Segundo tudo indica, o congresso do PSD deste fim-de-semana irá ser animado por mais um daqueles psicodramas que se tornaram, há muito, a imagem de marca do partido. Depois de Durão Barroso ter finalmente tirado a Santana Lopes o tapete das presidenciais, o autarca de Lisboa já deu sinais de que não irá calar o seu ressentimento e deixar passar em claro a nova "traição" perpetrada pelo eterno irmão-inimigo. Prevêem-se, assim, sugestivas cenas de faca e alguidar, fazendo vibrar ao rubro a plateia e dividindo-a em mais uma tonitruante guerra de clãs e baronias (que só Cavaco Silva conseguiu silenciar temporariamente, à conta das maiorias absolutas que conquistou). Teremos, portanto, o PSD de volta ao seu máximo esplendor, partido em cacos e pegando fogo à desolada pradaria da política nacional, numa antecipação simbólica dos incêndios estivais. As televisões, as rádios e os jornais terão pretexto para suculentas manchetes e a intriga politiqueira deixará de estar remetida para as primeiras páginas do "Expresso", como ultimamente vem acontecendo perante a apatia geral.

Vicente Jorge Silva

Resquícios monárquicos

Por via do Grande Loja ficamos a saber que o Grão-mestre do Grande Oriente Lusitano, António Arnaut, recebeu no Palácio Maçónico o senhor Duarte Pio de Bragança, descendente da antiga casa real portuguesa. Pode ser louvável que a Maçonaria queira ter boas relações com a "Casa de Bragança", como ele diz (embora a dita só exista hoje como fundação com esse nome). Mas não deixa de ser intrigante que, segundo a notícia, se utilizem expressões como o "herdeiro da coroa portuguesa" (herdeiro de quê?!), "Duque de Bragança" e "D." Duarte Pio, que só têm sentido na boca dos monárquicos, sendo um contra-senso quando utilizadas por um republicano, que devia recusar formas de tratamento e designações próprias do regime extinto em 5 de Outubro de 1910, tendo sido designadamente abolidos os títulos nobiliárquicos (ainda que hoje admissíveis pelo Código de Registo Civil, desde que existentes antes da República).
Claramente sobrevivem resquícios monárquicos onde menos se suspeita!...

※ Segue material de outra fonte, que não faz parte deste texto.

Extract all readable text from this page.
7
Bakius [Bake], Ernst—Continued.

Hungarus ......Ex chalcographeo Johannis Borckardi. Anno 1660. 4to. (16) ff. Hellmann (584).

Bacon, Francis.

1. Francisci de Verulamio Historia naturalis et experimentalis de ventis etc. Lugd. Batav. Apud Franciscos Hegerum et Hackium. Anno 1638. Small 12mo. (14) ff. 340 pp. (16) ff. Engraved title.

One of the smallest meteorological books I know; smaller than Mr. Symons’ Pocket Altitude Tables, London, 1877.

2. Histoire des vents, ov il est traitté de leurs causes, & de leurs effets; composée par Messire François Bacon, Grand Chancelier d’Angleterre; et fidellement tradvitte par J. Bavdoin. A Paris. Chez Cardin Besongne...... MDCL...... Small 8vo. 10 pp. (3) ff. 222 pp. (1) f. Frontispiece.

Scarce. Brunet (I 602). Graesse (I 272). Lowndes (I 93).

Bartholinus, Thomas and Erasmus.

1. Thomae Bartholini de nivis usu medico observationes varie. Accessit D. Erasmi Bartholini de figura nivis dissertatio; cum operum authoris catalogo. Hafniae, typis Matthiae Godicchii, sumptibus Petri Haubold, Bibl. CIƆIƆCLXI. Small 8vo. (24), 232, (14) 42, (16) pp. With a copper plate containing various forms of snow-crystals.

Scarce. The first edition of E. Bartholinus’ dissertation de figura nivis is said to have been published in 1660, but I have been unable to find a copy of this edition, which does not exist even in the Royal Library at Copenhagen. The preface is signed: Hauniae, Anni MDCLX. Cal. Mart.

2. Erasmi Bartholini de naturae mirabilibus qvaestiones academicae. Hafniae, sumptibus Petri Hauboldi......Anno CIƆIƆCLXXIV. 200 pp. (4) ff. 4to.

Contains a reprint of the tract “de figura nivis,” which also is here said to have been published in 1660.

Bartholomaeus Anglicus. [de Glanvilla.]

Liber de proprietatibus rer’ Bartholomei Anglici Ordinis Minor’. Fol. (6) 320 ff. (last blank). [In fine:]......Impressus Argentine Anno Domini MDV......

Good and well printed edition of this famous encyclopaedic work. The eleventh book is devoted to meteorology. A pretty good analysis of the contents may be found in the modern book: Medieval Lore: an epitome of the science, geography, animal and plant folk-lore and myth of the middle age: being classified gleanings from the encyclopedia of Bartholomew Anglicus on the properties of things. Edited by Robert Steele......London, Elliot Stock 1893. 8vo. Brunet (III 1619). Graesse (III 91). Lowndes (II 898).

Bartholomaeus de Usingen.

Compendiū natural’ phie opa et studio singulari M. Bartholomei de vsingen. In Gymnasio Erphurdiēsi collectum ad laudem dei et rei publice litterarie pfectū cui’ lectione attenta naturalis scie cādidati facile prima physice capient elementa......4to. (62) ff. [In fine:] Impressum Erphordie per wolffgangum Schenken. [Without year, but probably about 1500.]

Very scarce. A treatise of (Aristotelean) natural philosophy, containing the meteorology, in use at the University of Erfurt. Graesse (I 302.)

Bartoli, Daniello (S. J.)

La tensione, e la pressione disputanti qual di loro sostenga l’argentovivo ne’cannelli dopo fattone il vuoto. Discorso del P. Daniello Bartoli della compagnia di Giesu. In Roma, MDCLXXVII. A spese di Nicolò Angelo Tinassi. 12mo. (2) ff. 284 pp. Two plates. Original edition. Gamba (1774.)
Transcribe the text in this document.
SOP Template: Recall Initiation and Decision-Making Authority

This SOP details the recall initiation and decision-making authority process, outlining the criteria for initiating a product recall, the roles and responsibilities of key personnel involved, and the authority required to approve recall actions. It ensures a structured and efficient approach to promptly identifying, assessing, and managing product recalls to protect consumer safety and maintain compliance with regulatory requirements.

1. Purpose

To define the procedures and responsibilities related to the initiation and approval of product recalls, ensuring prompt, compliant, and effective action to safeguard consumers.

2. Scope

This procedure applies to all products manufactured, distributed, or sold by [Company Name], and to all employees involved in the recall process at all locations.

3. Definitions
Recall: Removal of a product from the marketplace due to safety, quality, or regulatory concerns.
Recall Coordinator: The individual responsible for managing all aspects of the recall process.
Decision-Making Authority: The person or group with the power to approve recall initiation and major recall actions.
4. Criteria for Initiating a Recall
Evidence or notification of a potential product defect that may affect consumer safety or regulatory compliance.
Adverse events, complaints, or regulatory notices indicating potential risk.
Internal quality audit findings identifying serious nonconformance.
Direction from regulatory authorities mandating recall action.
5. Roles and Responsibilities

O contencioso do preço dos combustíveis

A oposição, com o PS à cabeça, defende o alívio da pesada carga fiscal sobre produtos petrolíferos, para permitir travar ou atenuar a escalada dos preços dos combustíveis, provocada essencialmente pela subida da cotação internacional do crude. Os socialistas reeditam assim a política voluntarista de contenção dos preços mediante a abdicação de receita fiscal (e mesmo à custa de subsídios), que adoptou durante muito tempo quando estava no Governo. Compreende-se a lógica da solução e o efeito colateral que ela teria na criação de dificuldades acrescidas à ministra das Finanças para conseguir manter o défice das finanças públicas dentro dos limites do PEC. De facto, não se vislumbra uma fonte alternativa para as receitas que se deixariam de cobrar.
Resta saber se o Governo poderá manter-se inerte, caso os preços continuem a subir para o céu, sacrificando a ansiada retoma económica e favorecendo a inflação; e se, por sua vez, o PS, com esta insistência no controlo dos preços à custa das finanças públicas, não agravará a sua imagem de imprudente menosprezo em relação à disciplina financeira, má fama que tanto mal continua a causar à sua credibilidade como alternativa de governo.

Os crimes da ocupação

A presidência irlandesa da União Europeia emitiu um dos mais fortes protestos contra a repressão israelita nos territórios ocupados, a propósito do ataque com disparos de mísseis e obuses de helicópteros e tanques (!!) contra uma manifestação palestiniana, assassinando uma dezena de pessoas e ferindo várias dezenas, sendo a maior parte delas crianças e adolescentes.
A presidência da UE considera que, como potência ocupante à face do direito internacional, Israel está sujeito às Convenções de Genebra, sendo crimes de guerra este tipo de acções repressivas fora de toda a proporção, que só revelam «indiferença pela vida humana». Só é pena que mais uma vez a UE se tenha ficado pela condenação verbal, sem sequer ameaçar com sanções contra Telaviv, designadamente no quadro das relações comerciais e de outra cooperação Israel-UE.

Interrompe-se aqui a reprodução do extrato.